Hafiz Badr al-Din al-Ayni (overleden 855) schrijft: De conventionele betekenis in de islamitische wet met betrekking tot openbaring, wordt beschouwd als de spraak [kalam] die neerkwam op een profeet [Umdat al-Qari, Vol. 1, p. 14].

Mulla Ali al-Qari (overleden 1014) schrijft: De conventionele betekenis van openbaring wordt gezien als een goddelijke spraak die het hart van een profeet verenigde. Dus de woorden en de betekenissen van de spraak [kalam] die beiden zijn afgedaald, en deze afdaling gaat via Jibril, dan wordt dit beschouwd als de goddelijke spraak. En als het de spraak betreft waarvan de betekenis alleen maar is neergedaald over een wetgever en deze spraak met zijn eigen woorden heeft geïnterpreteerd, dan is dit een dienaar onder een profeet [Mirqat, Vol. 1, p. 264].

Waarom ging hij naar een grot?

Het begin van het profeetschap van de Profeet –Allah schenke hem zegen en vrede— gebeurde in een ware droom. Het is dus geen toevallige gebeurtenis zodra de engel bij hem kwam. Daarom werd hij eerst gekiemd met de aard van het profeetschap middels een ware droom. De stenen en bomen zouden hem zien en hun vredesgroet over hem brengen en hij zou ze ook aanspreken. Toen stuurde Allah zijn engel naar hem toe in een waakzame staat. De liefde voor afzondering werd in zijn hart gezaaid zodat zijn hart ontspande van de wereldse zaken en zijn zorgen. Aangezien de gezondheid niet veranderd zodra de mensheid geen religieuze oefening doet. Daarom werd de toewijding van afzondering in hem gezaaid zodat hij zich afscheidde van zijn vriendschap, waardoor het gemakkelijk wordt om de openbaring te bereiken. De engel vroeg hem vaak “lees” en greep hem krachtig, zodat de intieme verbinding met de engel in hem werd gezaaid. De Profeet –Allah schenke hem zegen en vrede— zijn afzondering in de grot Hira was hetzelfde tijdens de aanvang van Profeet Ibrahim –Allah schenke hem vrede— toen hij zijn aanbidding deed met diepe gedachten en bezinning [Sharh Sahih Muslim: vol. 1, p. 657].

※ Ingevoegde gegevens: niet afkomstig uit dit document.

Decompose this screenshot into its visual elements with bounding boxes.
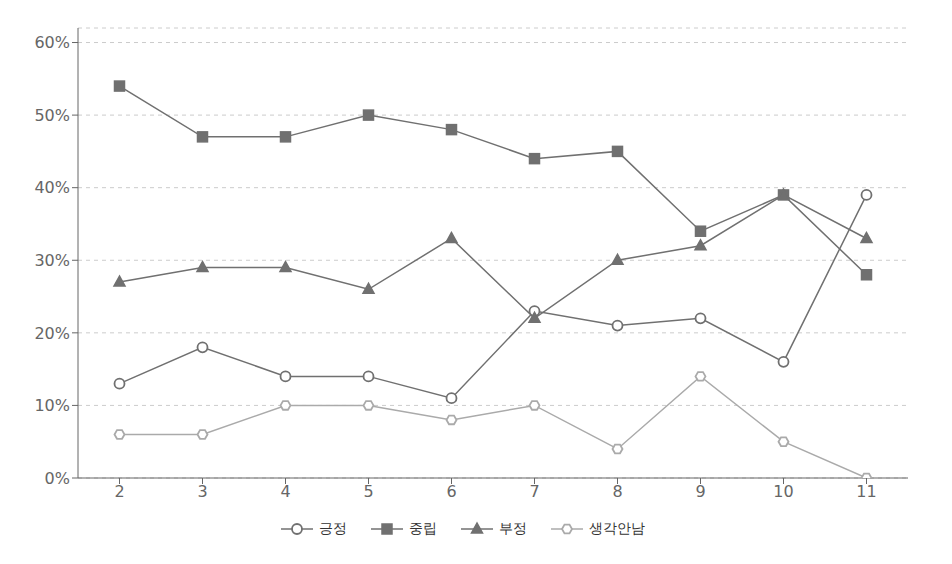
svg-text:9: 9 xyxy=(695,482,705,501)
svg-text:8: 8 xyxy=(612,482,622,501)
svg-text:3: 3 xyxy=(197,482,207,501)
svg-text:20%: 20% xyxy=(34,324,70,343)
html-text:긍정: 긍정 xyxy=(319,520,347,536)
svg-text:6: 6 xyxy=(446,482,456,501)
svg-text:11: 11 xyxy=(856,482,876,501)
html-text:생각안남: 생각안남 xyxy=(589,520,645,536)
svg-text:50%: 50% xyxy=(34,106,70,125)
svg-text:7: 7 xyxy=(529,482,539,501)
svg-text:40%: 40% xyxy=(34,178,70,197)
svg-text:10: 10 xyxy=(773,482,793,501)
svg-text:4: 4 xyxy=(280,482,290,501)
svg-text:5: 5 xyxy=(363,482,373,501)
svg-text:2: 2 xyxy=(114,482,124,501)
svg-text:0%: 0% xyxy=(45,469,70,488)
svg-text:10%: 10% xyxy=(34,396,70,415)
html-text:부정: 부정 xyxy=(499,520,527,536)
svg-text:60%: 60% xyxy=(34,33,70,52)
html-text:중립: 중립 xyxy=(409,520,437,536)
svg-text:30%: 30% xyxy=(34,251,70,270)
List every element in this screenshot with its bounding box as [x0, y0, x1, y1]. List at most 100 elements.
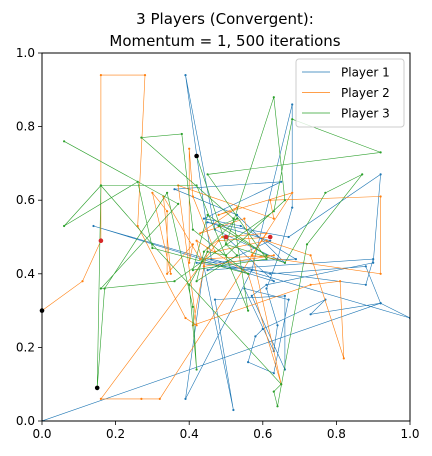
legend-box	[295, 58, 405, 128]
endpoint-marker	[94, 385, 100, 391]
series-3-point	[272, 96, 275, 99]
series-3-point	[166, 191, 169, 194]
endpoint-marker	[267, 234, 273, 240]
series-1-point	[206, 221, 209, 224]
series-2-point	[99, 397, 102, 400]
series-3-point	[280, 383, 283, 386]
y-tick-label: 0.2	[16, 340, 35, 354]
y-tick-label: 0.0	[16, 414, 35, 428]
series-1-point	[173, 188, 176, 191]
series-1-point	[184, 397, 187, 400]
series-1-point	[184, 74, 187, 77]
series-1-point	[272, 372, 275, 375]
x-tick-label: 0.4	[180, 427, 199, 441]
series-3-point	[224, 254, 228, 257]
series-1-point	[272, 280, 275, 283]
series-1-point	[309, 313, 312, 316]
legend-label-3: Player 3	[341, 107, 390, 121]
series-3-point	[151, 246, 154, 250]
series-2-point	[379, 272, 382, 275]
series-3-point	[235, 217, 239, 220]
series-2-point	[291, 191, 294, 194]
series-3-point	[206, 213, 209, 216]
series-3-point	[151, 243, 154, 246]
series-2-point	[195, 324, 198, 327]
series-2-point	[151, 191, 154, 194]
series-1-point	[287, 298, 290, 301]
series-2-point	[143, 74, 147, 77]
series-3-point	[191, 269, 194, 272]
series-3-point	[188, 283, 191, 286]
series-1-point	[92, 224, 95, 228]
series-3-point	[195, 368, 198, 371]
series-3-point	[103, 287, 106, 290]
series-1-point	[206, 269, 209, 272]
series-1-point	[379, 302, 382, 305]
series-3-point	[136, 180, 139, 183]
series-2-point	[184, 316, 187, 320]
series-3-point	[324, 191, 327, 194]
series-2-point	[199, 258, 202, 261]
series-1-point	[247, 361, 250, 364]
legend-label-1: Player 1	[341, 66, 390, 80]
series-1-point	[213, 298, 217, 301]
series-2-point	[272, 217, 275, 220]
series-layer	[42, 74, 410, 421]
series-3-point	[272, 390, 275, 393]
series-3-point	[361, 173, 364, 176]
plot-frame	[41, 52, 411, 422]
series-3-point	[217, 224, 220, 228]
series-2-point	[140, 397, 143, 400]
y-tick-label: 0.6	[16, 193, 35, 207]
series-3-point	[283, 199, 286, 202]
y-tick-label: 0.4	[16, 267, 35, 281]
series-1-point	[202, 217, 205, 220]
series-2-point	[191, 195, 194, 198]
series-3-point	[247, 272, 250, 275]
series-1-point	[372, 261, 375, 264]
series-3-point	[63, 224, 66, 228]
series-3-point	[99, 184, 102, 187]
series-3-point	[232, 217, 235, 220]
series-2-point	[309, 283, 312, 286]
series-3-point	[177, 202, 180, 205]
series-1-point	[276, 324, 279, 327]
series-3-point	[272, 210, 275, 213]
y-axis: 0.0 0.2 0.4 0.6 0.8 1.0	[16, 46, 42, 428]
x-tick-label: 0.2	[106, 427, 125, 441]
series-3-point	[305, 243, 309, 246]
series-2-point	[199, 232, 202, 235]
series-2-point	[158, 397, 161, 400]
x-axis: 0.0 0.2 0.4 0.6 0.8 1.0	[32, 421, 420, 441]
series-3-point	[140, 136, 143, 139]
series-3-point	[99, 287, 102, 290]
marker-layer	[39, 153, 273, 391]
series-1-point	[287, 235, 290, 239]
legend: Player 1 Player 2 Player 3	[295, 58, 405, 128]
series-3-point	[247, 309, 250, 312]
series-2-point	[250, 254, 253, 257]
series-1-point	[254, 335, 257, 338]
x-tick-label: 1.0	[400, 427, 419, 441]
series-1-point	[250, 269, 253, 272]
series-1-point	[291, 206, 294, 209]
series-1-point	[239, 224, 242, 228]
series-2-point	[166, 272, 169, 275]
series-3-point	[206, 250, 209, 253]
series-2-point	[265, 232, 268, 235]
series-2-point	[339, 280, 342, 283]
series-1-point	[364, 265, 367, 268]
series-1-point	[265, 287, 268, 290]
endpoint-marker	[223, 234, 229, 240]
series-1-point	[269, 239, 272, 242]
series-2-point	[188, 147, 191, 150]
series-2-point	[309, 254, 312, 257]
series-1-point	[195, 261, 198, 264]
series-1-point	[265, 283, 268, 286]
series-2-point	[99, 74, 102, 77]
series-1-point	[250, 294, 253, 297]
chart-title-line-2: Momentum = 1, 500 iterations	[109, 32, 340, 50]
series-2-point	[188, 261, 191, 264]
series-3-point	[191, 228, 194, 231]
series-3-point	[265, 254, 268, 257]
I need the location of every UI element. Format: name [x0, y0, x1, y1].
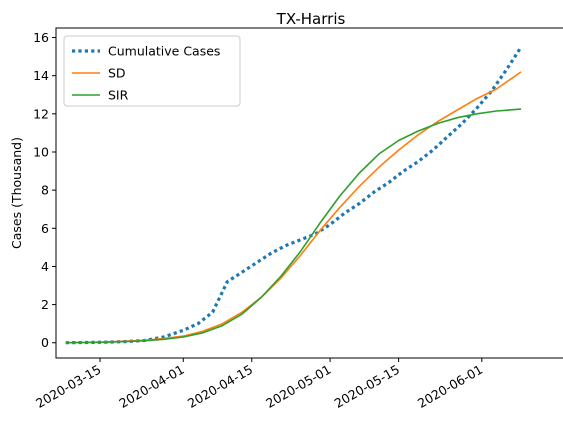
- y-tick-label: 16: [33, 30, 49, 45]
- legend-label: SIR: [108, 88, 129, 103]
- series-line-2: [65, 108, 522, 344]
- y-tick-label: 12: [33, 106, 49, 121]
- legend-box: [63, 35, 241, 107]
- legend-label: SD: [108, 66, 126, 81]
- y-tick-label: 0: [41, 335, 49, 350]
- y-tick-label: 14: [33, 68, 49, 83]
- y-tick-label: 4: [41, 259, 49, 274]
- series-line-0: [65, 46, 523, 345]
- y-tick-label: 6: [41, 221, 49, 236]
- plot-frame: [55, 27, 563, 359]
- y-axis: 0 2 4 6 8 10 12 14 16: [33, 30, 56, 350]
- y-tick-label: 10: [33, 144, 49, 159]
- plot-area: [55, 27, 563, 359]
- chart-title: TX-Harris: [276, 10, 346, 28]
- legend-label: Cumulative Cases: [108, 44, 220, 59]
- y-axis-title: Cases (Thousand): [9, 137, 24, 249]
- y-tick-label: 2: [41, 297, 49, 312]
- legend: Cumulative Cases SD SIR: [63, 35, 241, 107]
- y-tick-label: 8: [41, 183, 49, 198]
- series-layer: [65, 46, 523, 345]
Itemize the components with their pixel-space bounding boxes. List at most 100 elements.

Hoe aanbad de Profeet voor zijn openbaring?

Het is geschreven door al-Imam Badr al-Din al-Ayni: [Een kwestie die eens wordt gesteld is] de wijze waarin hij aanbad voor de openbaring van zijn profeetschap, was het volgens de wetgeving van de vorige profeten –Allah schenke hen vrede—, of niet? Deze vraag heeft twee inzichten voor de mensen van kennis. De meerderheid berust zich op het laatste. Hun standpunt is dat zijn hart werd geschonken met de goddelijke manifestatie geworteld van puur licht en zodoende aanbad hij in deze conformiteit. Daartegenin nemen al-Imam Ibn al-Hajib en al-Imam al-Baydawi het standpunt dat hij een volgeling [mukallaf] was van een vorige wetgever [van een profeet]. Sommigen hebben dit verworpen omdat, als hij een volgeling was van een wetgever dan zouden de mensen van die wetgeving opscheppen. Dus de geleerden die instemmen dat hij een volgeling was van een vorige wetgever categoriseren zich in de volgende acht uitspraken over de totstandkoming van de wetgeving:

  1. Wet van Ibrahim
  2. Wet van Musa
  3. Wet van Isa
  4. Wet van Nuh
  5. Wet van Adam
  6. Hij volgde zonder een vaste wet
  7. Alle wetten waren feitelijk zijn wetten
  8. Al-Imam al-Amidi en Abu al-Ma’ali hebben deze vraag uitgesteld.
Indien sommige hierover bezwaar hebben, laat het ze dan uit de Qur’an horen: “Dan hebben Wij u geopenbaard: ‘Volg de godsdienst van Abraham, die los was van elke valsheid, en hij was geen afgodendienaar’” [16:123]. In deze context betekent godsdienst de wezen en attributen van Allah. Verder geeft het aan dat de gemeenschap van Ibrahim hem dienen te volgen, of dat zij hem moeten volgen in zijn bedevaart rituelen.

In een ander kwestie is er het geschil dat wat voor aard zijn manier van aanbidding was? Het antwoord is dat hij diep zou overdenken, dezelfde diepe weerspiegeling die Profeet Ibrahim –Allah schenke hem vrede— deed vóór zijn aanvang van het profeetschap. Of hij zou in afzondering zijn in de grot Hira waarin hij Allah gedenkt, zijn goddelijkheid observeert en zich inzwelgt in de studie van de goddelijke attributen.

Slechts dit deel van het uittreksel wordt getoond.